On Thursday, I decided to take a little break from my lab and run up to Thanksgiving Point to visit the J. Crew Warehouse Sale. I thought I could find a little striped or argyle beauty to add to my sweater family. Unfortunately, this warehouse sale was a major disappointment, because:
1. All the clothes looked so sad. If these same clothes had been placed on clean hangers instead, I probably would have bought more. Nothing looks good thrown into a cardboard box.
2. I cannot search for clothing. I am the worst bargain shopper. The clothes need to be placed right in front of me. My hunter/gatherer skills are just shot.
3. I have never seen so many Utah moms in one place. I cannot even begin to count all the conversations I overheard that began,"Oh my gosh, I saw on your blog..." And of course, all these moms brought their little Joyellens, Starlenes, and Brextons with them and let them run all around the store. A little Johoshua even tripped me up as I reached for a marlin swimsuit.
However, my luck changed when I found the perfect pair of sweatpants...blue, soft, and comfortable. Since I practically live in sweats, I thought these would be the perfect purchase. And they were only like $3.75.
For the rest of the day at work, all I could think about was slipping into my plush sweatpants. So the second I walked into my home, I ran into my bedroom and threw them on. But my hand suddenly felt something in my pockets. Something that was much rougher than normal pocket lining...
A KLEENEX!! BUT NOT ANY KLEENEX.....A USED, WADDED-UP, GROSS TISSUE!!! WITH STAINS!

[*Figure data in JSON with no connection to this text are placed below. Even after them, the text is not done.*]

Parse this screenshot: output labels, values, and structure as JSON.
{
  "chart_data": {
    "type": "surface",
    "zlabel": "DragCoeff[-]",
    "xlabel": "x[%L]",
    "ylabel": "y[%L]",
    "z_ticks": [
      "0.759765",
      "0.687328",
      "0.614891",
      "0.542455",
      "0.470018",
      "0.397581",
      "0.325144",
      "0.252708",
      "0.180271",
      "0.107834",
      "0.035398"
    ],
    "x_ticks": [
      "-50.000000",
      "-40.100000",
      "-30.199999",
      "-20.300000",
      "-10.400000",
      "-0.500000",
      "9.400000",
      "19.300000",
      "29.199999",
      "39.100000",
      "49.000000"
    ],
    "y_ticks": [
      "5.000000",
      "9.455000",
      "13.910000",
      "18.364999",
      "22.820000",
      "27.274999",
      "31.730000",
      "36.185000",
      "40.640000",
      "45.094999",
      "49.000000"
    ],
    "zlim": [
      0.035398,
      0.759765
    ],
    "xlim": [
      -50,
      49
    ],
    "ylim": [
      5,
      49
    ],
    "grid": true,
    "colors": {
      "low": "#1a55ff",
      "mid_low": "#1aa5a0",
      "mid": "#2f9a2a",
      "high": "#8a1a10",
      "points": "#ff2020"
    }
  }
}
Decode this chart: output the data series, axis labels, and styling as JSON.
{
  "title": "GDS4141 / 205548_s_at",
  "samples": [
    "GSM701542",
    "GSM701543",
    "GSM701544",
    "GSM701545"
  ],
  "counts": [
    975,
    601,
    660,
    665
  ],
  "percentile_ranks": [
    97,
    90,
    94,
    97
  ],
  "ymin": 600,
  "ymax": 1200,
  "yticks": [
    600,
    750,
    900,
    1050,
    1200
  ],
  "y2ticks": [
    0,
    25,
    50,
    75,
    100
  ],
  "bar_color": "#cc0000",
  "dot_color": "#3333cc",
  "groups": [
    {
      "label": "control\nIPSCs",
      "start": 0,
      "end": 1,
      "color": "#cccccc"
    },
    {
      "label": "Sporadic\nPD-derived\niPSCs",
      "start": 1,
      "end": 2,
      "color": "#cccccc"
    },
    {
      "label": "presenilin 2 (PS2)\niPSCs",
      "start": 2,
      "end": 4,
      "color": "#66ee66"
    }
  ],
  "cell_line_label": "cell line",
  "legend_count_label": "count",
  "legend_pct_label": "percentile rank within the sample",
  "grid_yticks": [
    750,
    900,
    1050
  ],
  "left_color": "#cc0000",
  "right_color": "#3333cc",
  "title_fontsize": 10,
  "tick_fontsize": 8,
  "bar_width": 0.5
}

I swear...I almost threw up! My first instinct was to throw the sweatpants into a fire and take a long shower to wash the dirty off. As my friend Rachel Zoe would say "I came THIS close to losing it today." Although I guess it wasn't a total waste. The nice mom standing in line with me gave me a 10% off coupon for friends. I am not sure why she didn't give it to her to buddy Raynette, but whatever.